Search code examples
elasticsearchelasticsearch-aggregation

How to count elements by cardinality in elasticsearch?


Suppose I have a mapping that stores physical attributes of people, and a field in that mapping that is the user id. For instance:

    "attributes": {
      "hair_color": {
        "type": "string"
      },
      "eyes_color": {
        "type": "string"
      },
      "height": {
        "type": "float"
      },
      "user_id": {
        "type": "integer"
      }
    }

I'm trying to make a query that will return how many people have a given eye color. For example, it would return something like "green": 962.

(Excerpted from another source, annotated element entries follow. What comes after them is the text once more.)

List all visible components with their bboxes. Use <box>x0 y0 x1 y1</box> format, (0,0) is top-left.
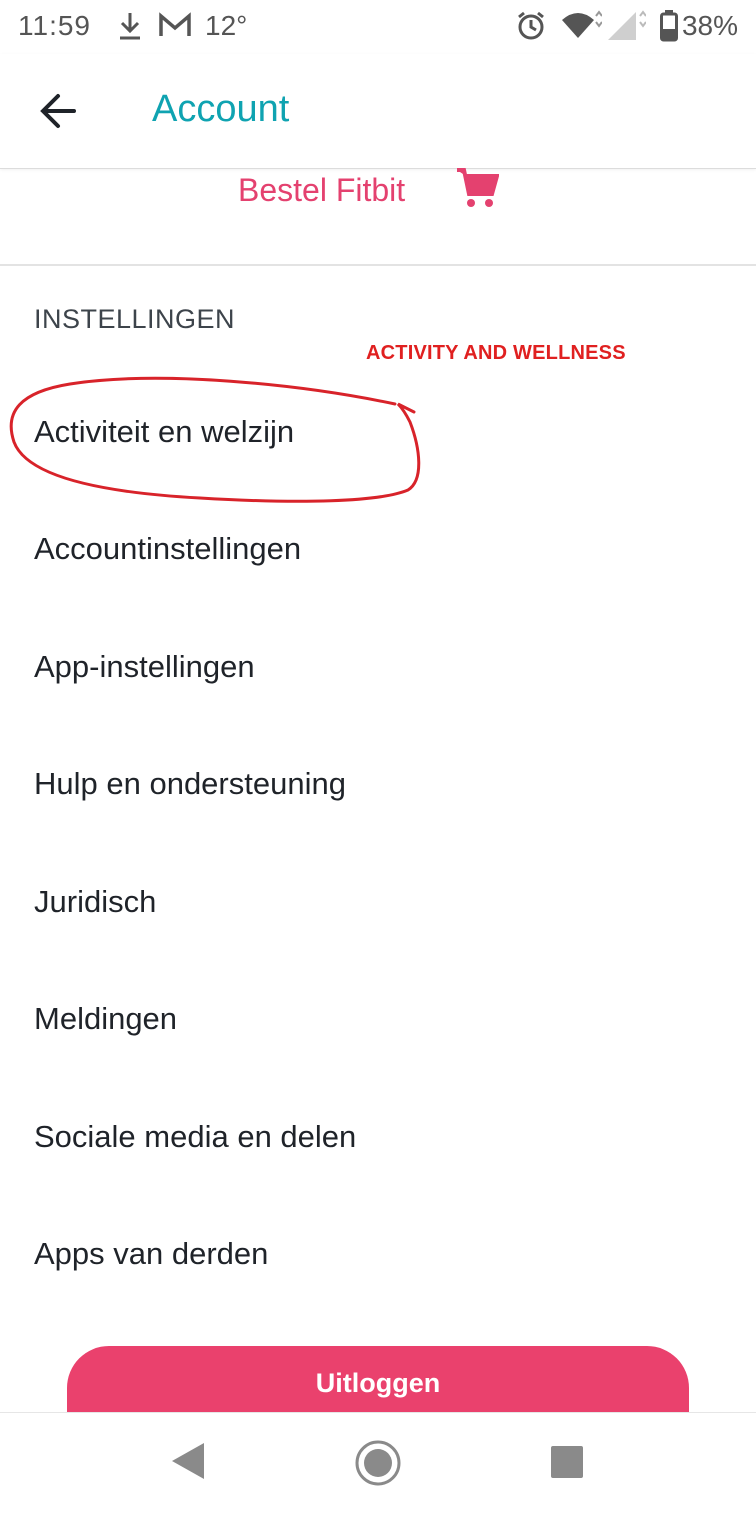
menu-item-label: App-instellingen <box>34 648 255 684</box>
status-temperature: 12° <box>205 10 248 41</box>
shopping-cart-icon[interactable] <box>455 166 500 215</box>
annotation-label: ACTIVITY AND WELLNESS <box>366 342 626 364</box>
menu-item-social-sharing[interactable]: Sociale media en delen <box>0 1078 756 1195</box>
nav-recents-button[interactable] <box>551 1446 583 1483</box>
status-time: 11:59 <box>18 10 91 41</box>
home-circle-icon <box>355 1440 401 1486</box>
shop-row: Bestel Fitbit <box>0 168 756 266</box>
nav-home-button[interactable] <box>354 1439 402 1492</box>
menu-item-label: Meldingen <box>34 1000 178 1036</box>
menu-item-legal[interactable]: Juridisch <box>0 843 756 960</box>
page-title: Account <box>152 88 290 130</box>
settings-heading: INSTELLINGEN <box>34 304 236 334</box>
menu-item-label: Accountinstellingen <box>34 530 302 566</box>
order-fitbit-link[interactable]: Bestel Fitbit <box>238 172 405 209</box>
menu-item-notifications[interactable]: Meldingen <box>0 960 756 1077</box>
triangle-back-icon <box>172 1443 204 1479</box>
system-navigation-bar <box>0 1412 756 1513</box>
nav-back-button[interactable] <box>170 1441 206 1486</box>
menu-item-label: Activiteit en welzijn <box>34 413 295 449</box>
menu-item-label: Apps van derden <box>34 1235 269 1271</box>
alarm-icon <box>516 10 546 47</box>
menu-item-help-support[interactable]: Hulp en ondersteuning <box>0 725 756 842</box>
menu-item-account-settings[interactable]: Accountinstellingen <box>0 490 756 607</box>
logout-button-label: Uitloggen <box>315 1368 441 1398</box>
menu-item-app-settings[interactable]: App-instellingen <box>0 608 756 725</box>
menu-item-label: Juridisch <box>34 883 157 919</box>
menu-item-label: Hulp en ondersteuning <box>34 765 346 801</box>
back-button[interactable] <box>32 84 86 138</box>
menu-item-activity-wellness[interactable]: Activiteit en welzijn <box>0 373 756 490</box>
app-bar: Account <box>0 54 756 169</box>
menu-item-third-party-apps[interactable]: Apps van derden <box>0 1195 756 1312</box>
status-bar: 11:59 12° 38% <box>0 0 756 54</box>
menu-item-label: Sociale media en delen <box>34 1118 357 1154</box>
wifi-icon <box>560 10 603 47</box>
signal-icon <box>606 10 647 47</box>
battery-icon <box>660 10 678 47</box>
battery-percentage: 38% <box>681 10 738 41</box>
arrow-left-icon <box>40 94 76 128</box>
square-recents-icon <box>551 1446 583 1478</box>
gmail-icon <box>158 10 192 45</box>
download-icon <box>116 10 144 47</box>
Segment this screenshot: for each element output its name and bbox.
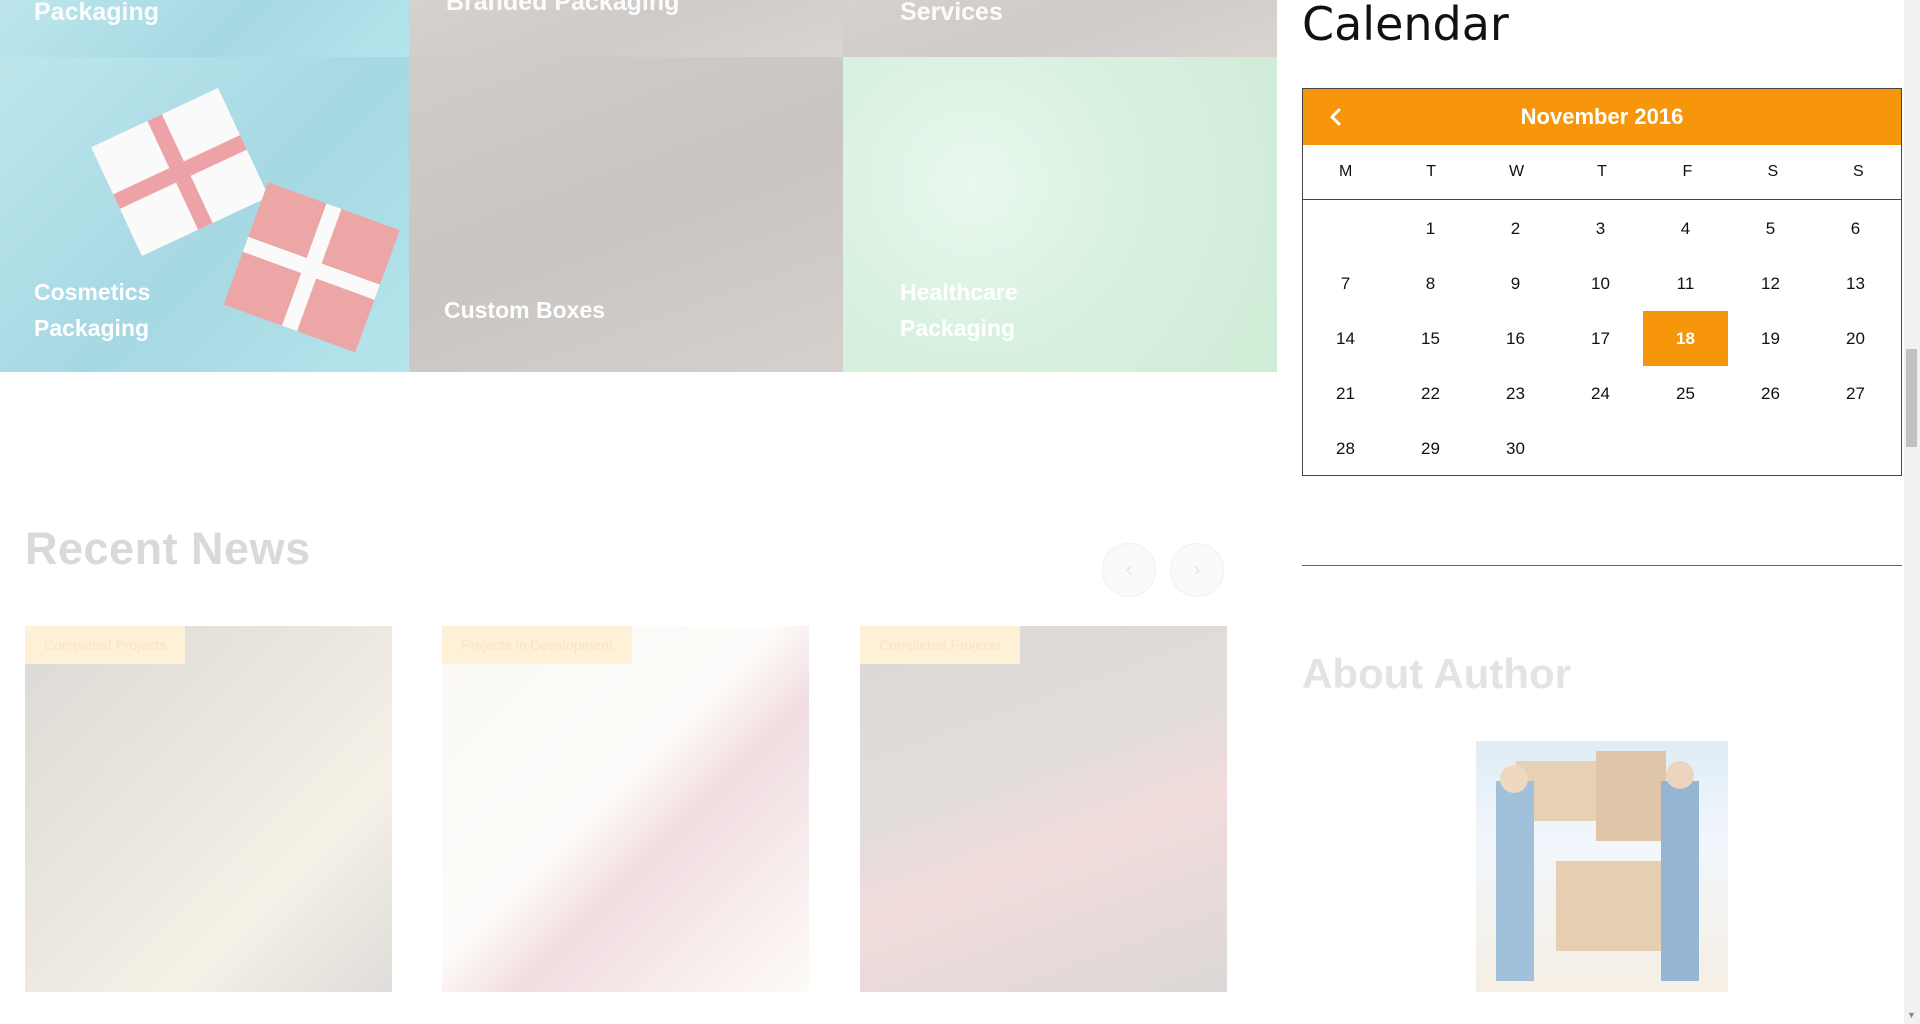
category-tile-label: Services xyxy=(900,0,1003,26)
category-tile-label: Healthcare Packaging xyxy=(900,279,1018,341)
about-author-heading: About Author xyxy=(1302,650,1572,697)
chevron-right-icon: › xyxy=(1193,558,1201,581)
author-photo xyxy=(1476,741,1728,992)
calendar-day[interactable]: 4 xyxy=(1643,201,1728,256)
calendar-day[interactable]: 5 xyxy=(1728,201,1813,256)
scroll-down-arrow-icon[interactable]: ▼ xyxy=(1906,1010,1917,1020)
category-tile-label: Packaging xyxy=(34,0,160,26)
calendar-weekday: T xyxy=(1426,163,1437,180)
calendar-day[interactable]: 20 xyxy=(1813,311,1898,366)
calendar-widget: November 2016 MTWTFSS 1 2 3 4 5 6 7 8 9 10 11 12 13 1… xyxy=(1302,88,1902,476)
calendar-day[interactable]: 25 xyxy=(1643,366,1728,421)
news-card-category[interactable]: Completed Projects xyxy=(860,626,1021,664)
category-tile-label: Branded Packaging xyxy=(446,0,680,16)
calendar-day[interactable]: 23 xyxy=(1473,366,1558,421)
calendar-weekday: M xyxy=(1339,163,1353,180)
calendar-day[interactable]: 7 xyxy=(1303,256,1388,311)
category-tiles: Cosmetics Packaging Custom Boxes Healthc… xyxy=(0,57,1277,372)
calendar-days: 1 2 3 4 5 6 7 8 9 10 11 12 13 14 15 16 17 18 19 20 21 22 23 24 2… xyxy=(1303,201,1901,476)
calendar-day[interactable]: 8 xyxy=(1388,256,1473,311)
news-next-button[interactable]: › xyxy=(1170,543,1224,597)
news-card[interactable]: Completed Projects xyxy=(860,626,1227,992)
category-tile[interactable]: Services xyxy=(843,0,1277,57)
calendar-heading: Calendar xyxy=(1302,0,1509,51)
calendar-day[interactable]: 21 xyxy=(1303,366,1388,421)
calendar-day[interactable]: 3 xyxy=(1558,201,1643,256)
scrollbar-thumb[interactable] xyxy=(1906,349,1917,447)
calendar-day[interactable]: 26 xyxy=(1728,366,1813,421)
calendar-day[interactable]: 22 xyxy=(1388,366,1473,421)
calendar-blank-cell xyxy=(1303,201,1388,256)
category-tile-label: Custom Boxes xyxy=(444,297,606,323)
news-card-category[interactable]: Projects in Development xyxy=(442,626,632,664)
category-tile-label: Cosmetics Packaging xyxy=(34,279,151,341)
calendar-day-selected[interactable]: 18 xyxy=(1643,311,1728,366)
calendar-day[interactable]: 24 xyxy=(1558,366,1643,421)
calendar-day[interactable]: 19 xyxy=(1728,311,1813,366)
calendar-day[interactable]: 10 xyxy=(1558,256,1643,311)
category-tiles-top: Packaging Branded Packaging Services xyxy=(0,0,1277,57)
calendar-month-label: November 2016 xyxy=(1520,104,1684,129)
calendar-day[interactable]: 29 xyxy=(1388,421,1473,476)
chevron-left-icon: ‹ xyxy=(1125,558,1133,581)
calendar-prev-month-button[interactable] xyxy=(1321,89,1351,145)
calendar-day[interactable]: 27 xyxy=(1813,366,1898,421)
news-prev-button[interactable]: ‹ xyxy=(1102,543,1156,597)
calendar-day[interactable]: 9 xyxy=(1473,256,1558,311)
sidebar-divider xyxy=(1302,565,1902,566)
calendar-day[interactable]: 2 xyxy=(1473,201,1558,256)
calendar-day[interactable]: 1 xyxy=(1388,201,1473,256)
category-tile-cosmetics[interactable]: Cosmetics Packaging xyxy=(0,57,409,372)
calendar-day[interactable]: 30 xyxy=(1473,421,1558,476)
calendar-day[interactable]: 6 xyxy=(1813,201,1898,256)
category-tile-custom-boxes[interactable]: Custom Boxes xyxy=(409,57,843,372)
calendar-weekday: W xyxy=(1509,163,1525,180)
calendar-day[interactable]: 16 xyxy=(1473,311,1558,366)
category-tile-healthcare[interactable]: Healthcare Packaging xyxy=(843,57,1277,372)
news-card[interactable]: Projects in Development xyxy=(442,626,809,992)
news-card-category[interactable]: Completed Projects xyxy=(25,626,186,664)
chevron-left-icon xyxy=(1330,108,1341,126)
calendar-weekday: S xyxy=(1767,163,1779,180)
calendar-weekday-row: MTWTFSS xyxy=(1303,145,1901,200)
calendar-weekday: S xyxy=(1852,163,1864,180)
calendar-weekday: T xyxy=(1597,163,1607,180)
calendar-day[interactable]: 13 xyxy=(1813,256,1898,311)
calendar-header: November 2016 xyxy=(1303,89,1901,145)
calendar-day[interactable]: 12 xyxy=(1728,256,1813,311)
category-tile[interactable]: Packaging xyxy=(0,0,409,57)
calendar-day[interactable]: 28 xyxy=(1303,421,1388,476)
category-tile[interactable]: Branded Packaging xyxy=(409,0,843,57)
page-scrollbar[interactable] xyxy=(1904,0,1920,1024)
calendar-day[interactable]: 14 xyxy=(1303,311,1388,366)
news-card[interactable]: Completed Projects xyxy=(25,626,392,992)
calendar-weekday: F xyxy=(1682,163,1693,180)
calendar-day[interactable]: 11 xyxy=(1643,256,1728,311)
calendar-day[interactable]: 17 xyxy=(1558,311,1643,366)
calendar-day[interactable]: 15 xyxy=(1388,311,1473,366)
recent-news-heading: Recent News xyxy=(25,523,311,574)
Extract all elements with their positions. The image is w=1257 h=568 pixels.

I think that what I need to do is a terms bucket for the eye_color field and then a cardinality sub aggregation that takes into account user_id, but I haven't been successful so far. This is what I have:

{
"aggs" : {
    "eyes_color_bucket" : {
        "terms" : {
            "field" : "eyes_color"
        }
    },
    "aggs":{
        "count":{
            "cardinality":{
                "field": "eyes_color_bucket"
            }
        }
    }
}

Which of course fails. Any help appreciated.


Solution

  • You're almost there, try it like this:

    {
      "size": 0,
      "aggs": {
        "eyes_color_bucket": {
          "terms": {
            "field": "eyes_color"
          },
          "aggs": {
            "count": {
              "cardinality": {
                "field": "user_id"
              }
            }
          }
        }
      }
    }
    

    UPDATE

    Following up on Richa's comment below, if you make the assumption that one user will only have one eye color (i.e. no lenses or whatever), you can simplify your aggregation query like this:

    {
      "size": 0,
      "aggs": {
        "eyes_color_bucket": {
          "terms": {
            "field": "eyes_color"
          }
        }
      }
    }
    

    The doc_count you get in each bucket should be the number of users having that eye color. Kudos to @Richa for bringing this up.